The attempt at a solution

I have figured out that cos(n*pi)/(n+1) can be represented as ((-1)^(n+1))/(n+1) (as it bounces back and forth from -1 to 1) and by the alternating series test, this converges.

However, I am unsure how to explain what m would do this.

I believe as m is an integer the cos(n*m*pi) term can't equal zero (need m = 1/2 and n=1 ect) so no matter what value m is, the sequence would converge, as the cos term can't be greater than -1 or 1? so m is any real integer (bit like n, though n is positive). Is this a bit trivial?
***And sorry, I understand this is a Series not a sequence***

 

[DryRun]

Hi Tomp
\sum^{\infty}_{n=0}\frac{\cos (mn\pi)}{n+1} is actually a series, not a sequence.

 

[Tomp]

Hi Tomp
\sum^{\infty}_{n=0}\frac{\cos (mn\pi)}{n+1} is actually a series, not a sequence.

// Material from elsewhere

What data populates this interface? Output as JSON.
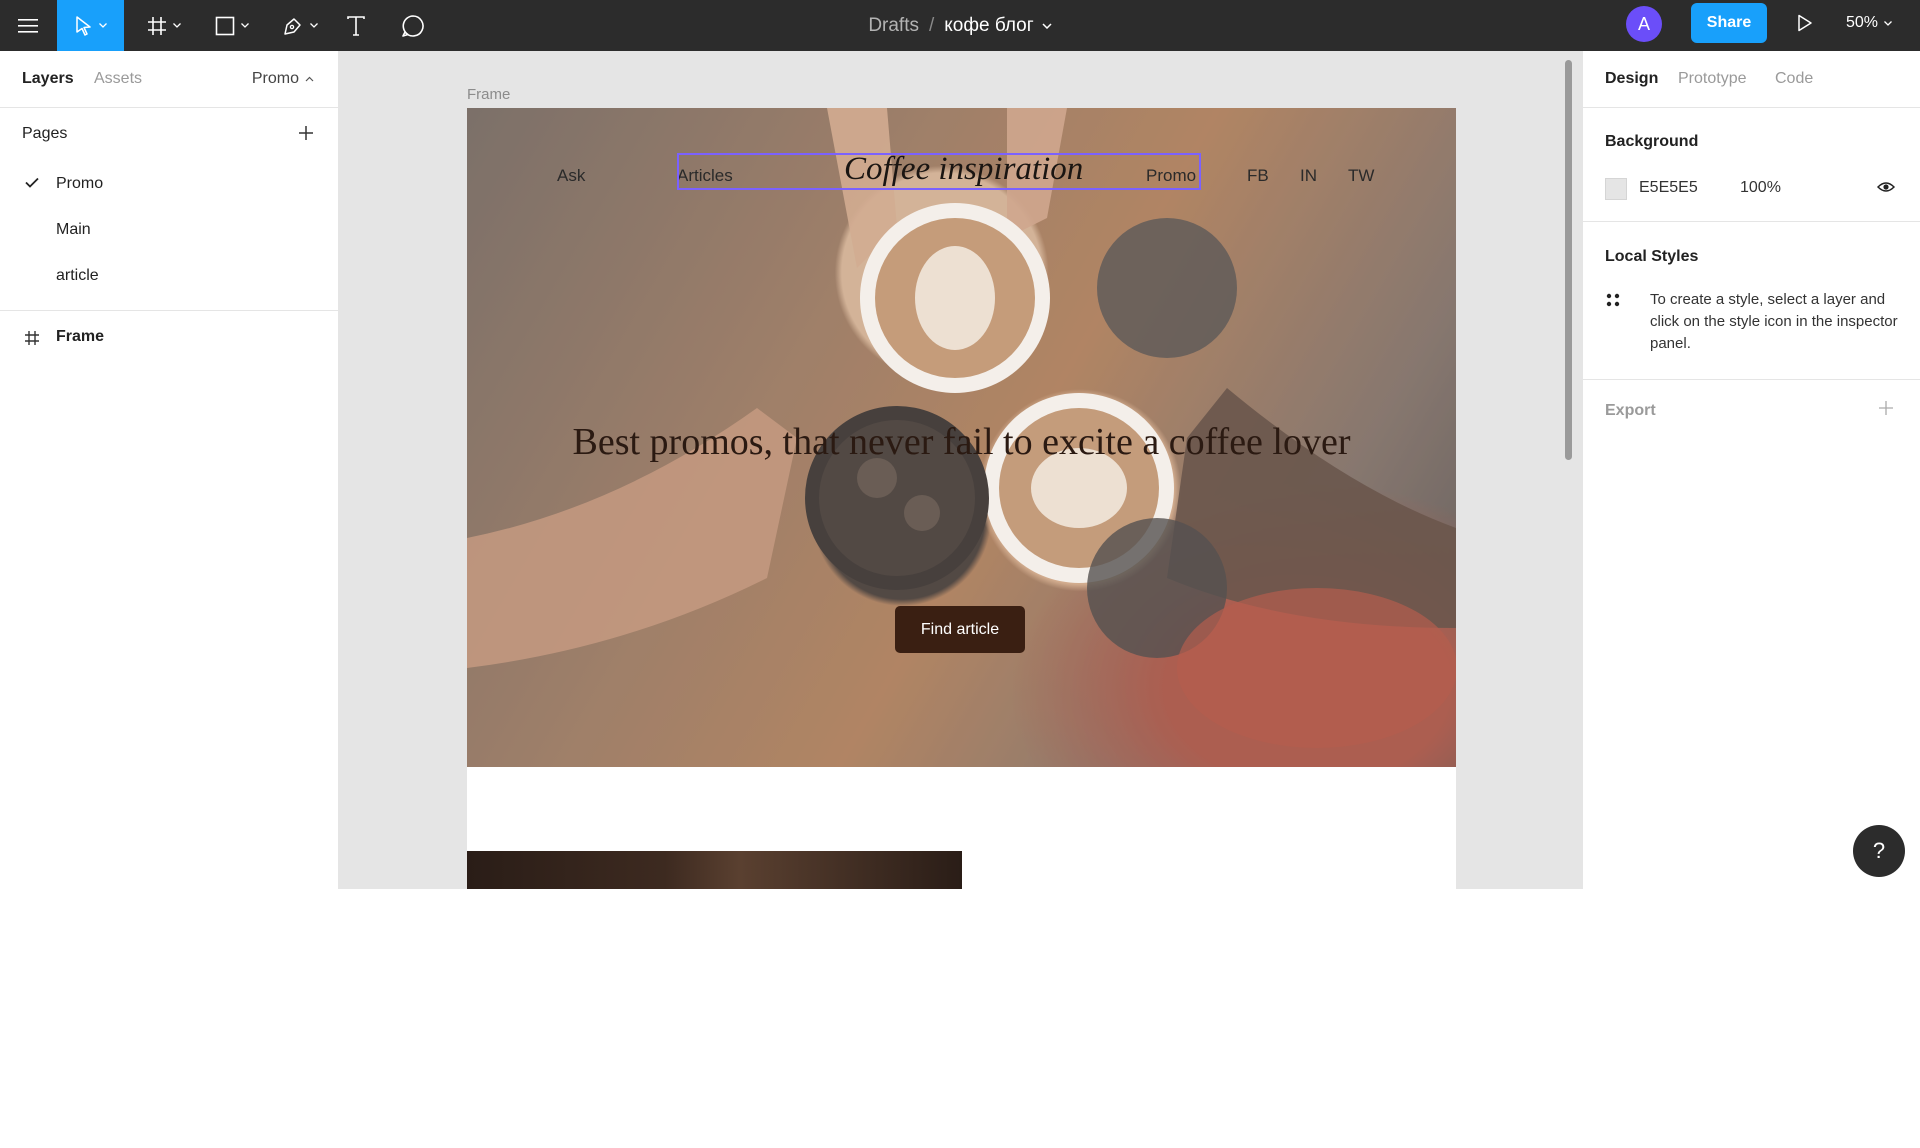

yeah sorry, can't change the heading. hoping people would pick up on my correction in my edit

 

[DryRun]

You could prove that the limit has to be zero if the series converges, according to the nth-term test.

Try the squeeze theorem to show that the sequence is equal to zero, then solve for m.

I get m=\frac{1}{n\pi}

 

[Tomp]

You could prove that the limit has to be zero if the series converges, according to the nth-term test.

Try the squeeze theorem to show that the sequence is equal to zero, then solve for m.

I get m=\frac{1}{n\pi}

I have never learned about the squeeze theorem sorry. We have learned about the alternating, ration, comparison tests.

And m has to be an integer :/